The gem behind http://csvlint.io
MIT License
287 stars 88 forks source link

Improve validation of URIs #60

Open ldodds opened 10 years ago

pezholio commented 10 years ago

https://github.com/sporkmonger/addressable looks promising

Floppy commented 10 years ago

For https://github.com/theodi/shared/issues/160

ldodds commented 10 years ago

The goal here was to try and improve the validation around URIs.

Currently the code use URI.parse. This will catch some errors but also lets through some values which probably shouldn't be treated as a URI. For example it parses any string as a valid relative URI. Looking again at the definition of xsd:anyURI that might be fine.

We also check to see whether its a http or https URI. This was an attempt to improve things, but may be overly limiting.

So the issue was to decide whether we wanted to keep what we are doing or improve things based on expected use cases for URIs in CSV data.

pezholio commented 10 years ago

Hmmm... Yeah, I see what you mean now. Looking at the spec, I think you're right, a xsd:anyURI defines a URI to be relative or absolute, so I think what we have is actually fine. We should probably get rid of the checking for http or https too.

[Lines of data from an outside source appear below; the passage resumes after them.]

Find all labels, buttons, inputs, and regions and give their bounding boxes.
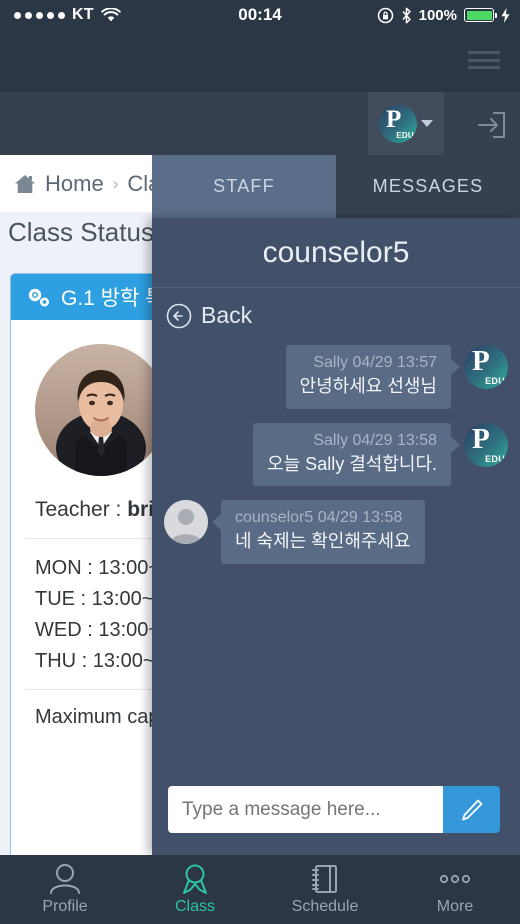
message-composer [168,786,500,833]
generic-person-avatar [164,500,208,544]
bottom-navigation: Profile Class Schedule More [0,855,520,924]
account-bar: P EDU [0,92,520,155]
message-list: Sally 04/29 13:57 안녕하세요 선생님 P EDU Sally … [152,339,520,564]
message-meta: Sally 04/29 13:57 [313,354,437,371]
message-item: Sally 04/29 13:58 오늘 Sally 결석합니다. P EDU [164,422,508,486]
message-bubble: Sally 04/29 13:57 안녕하세요 선생님 [285,345,461,409]
tab-staff-label: STAFF [213,176,275,196]
tab-messages-label: MESSAGES [372,176,484,196]
pedu-logo-icon: P EDU [379,104,417,143]
pedu-logo-avatar: P EDU [464,422,508,467]
status-bar-right: 100% [377,7,510,24]
app-root: KT 00:14 100% P EDU Home › Cla Class Sta… [0,0,520,924]
top-bar [0,30,520,92]
message-meta: counselor5 04/29 13:58 [235,509,403,526]
pencil-icon [461,799,482,820]
message-text: 네 숙제는 확인해주세요 [235,531,411,551]
message-text: 안녕하세요 선생님 [299,376,437,396]
battery-icon [464,8,497,22]
award-icon [183,864,207,894]
back-button[interactable]: Back [152,288,520,339]
nav-label-class: Class [174,898,215,915]
tab-bar: STAFF MESSAGES [152,155,520,218]
battery-percent-label: 100% [418,6,457,24]
back-label: Back [201,302,253,328]
home-icon [15,174,35,193]
message-item: counselor5 04/29 13:58 네 숙제는 확인해주세요 [164,500,508,564]
notebook-icon [312,865,337,893]
bluetooth-icon [402,7,411,23]
breadcrumb-separator: › [112,173,119,193]
breadcrumb-home[interactable]: Home [45,171,104,197]
chevron-down-icon [421,120,433,127]
gears-icon [28,288,50,307]
message-bubble: Sally 04/29 13:58 오늘 Sally 결석합니다. [253,422,460,486]
chat-title: counselor5 [152,218,520,288]
message-text: 오늘 Sally 결석합니다. [267,453,437,474]
tab-staff[interactable]: STAFF [152,155,336,218]
tab-messages[interactable]: MESSAGES [336,155,520,218]
nav-label-profile: Profile [42,898,88,915]
ellipsis-icon [439,874,471,884]
account-dropdown[interactable]: P EDU [368,92,444,155]
nav-item-more[interactable]: More [390,855,520,924]
nav-label-schedule: Schedule [291,898,359,915]
page-title: Class Status [8,217,154,247]
message-bubble: counselor5 04/29 13:58 네 숙제는 확인해주세요 [212,500,425,564]
chat-drawer: counselor5 Back Sally 04/29 13:57 안녕하세요 … [152,218,520,855]
message-meta: Sally 04/29 13:58 [313,431,437,449]
nav-label-more: More [436,898,474,915]
teacher-label: Teacher : [35,498,128,521]
message-input[interactable] [168,786,443,833]
logout-icon[interactable] [476,112,506,138]
logo-letter: P [386,105,402,133]
nav-item-schedule[interactable]: Schedule [260,855,390,924]
class-card-title: G.1 방학 특 [61,287,165,310]
nav-item-profile[interactable]: Profile [0,855,130,924]
send-button[interactable] [443,786,500,833]
rotation-lock-icon [377,7,393,23]
charging-bolt-icon [501,7,510,23]
person-icon [50,864,80,894]
logo-sub-label: EDU [396,130,414,140]
nav-item-class[interactable]: Class [130,855,260,924]
back-arrow-circle-icon [166,303,192,328]
hamburger-menu-icon[interactable] [468,47,500,73]
pedu-logo-avatar: P EDU [464,345,508,389]
teacher-avatar [35,344,167,476]
message-item: Sally 04/29 13:57 안녕하세요 선생님 P EDU [164,345,508,409]
status-bar: KT 00:14 100% [0,0,520,30]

pezholio commented 10 years ago

I've been giving this a bit more thought, and I think we should leave it as is. In most (if not all) instances, people are going to be using absolute URIs, and if we change it so it includes relative URIs, it'll match pretty much everything as a URI, which will mean a CSV with columns that are mainly URIs, but with the odd line of (unspaced) text will validate correctly.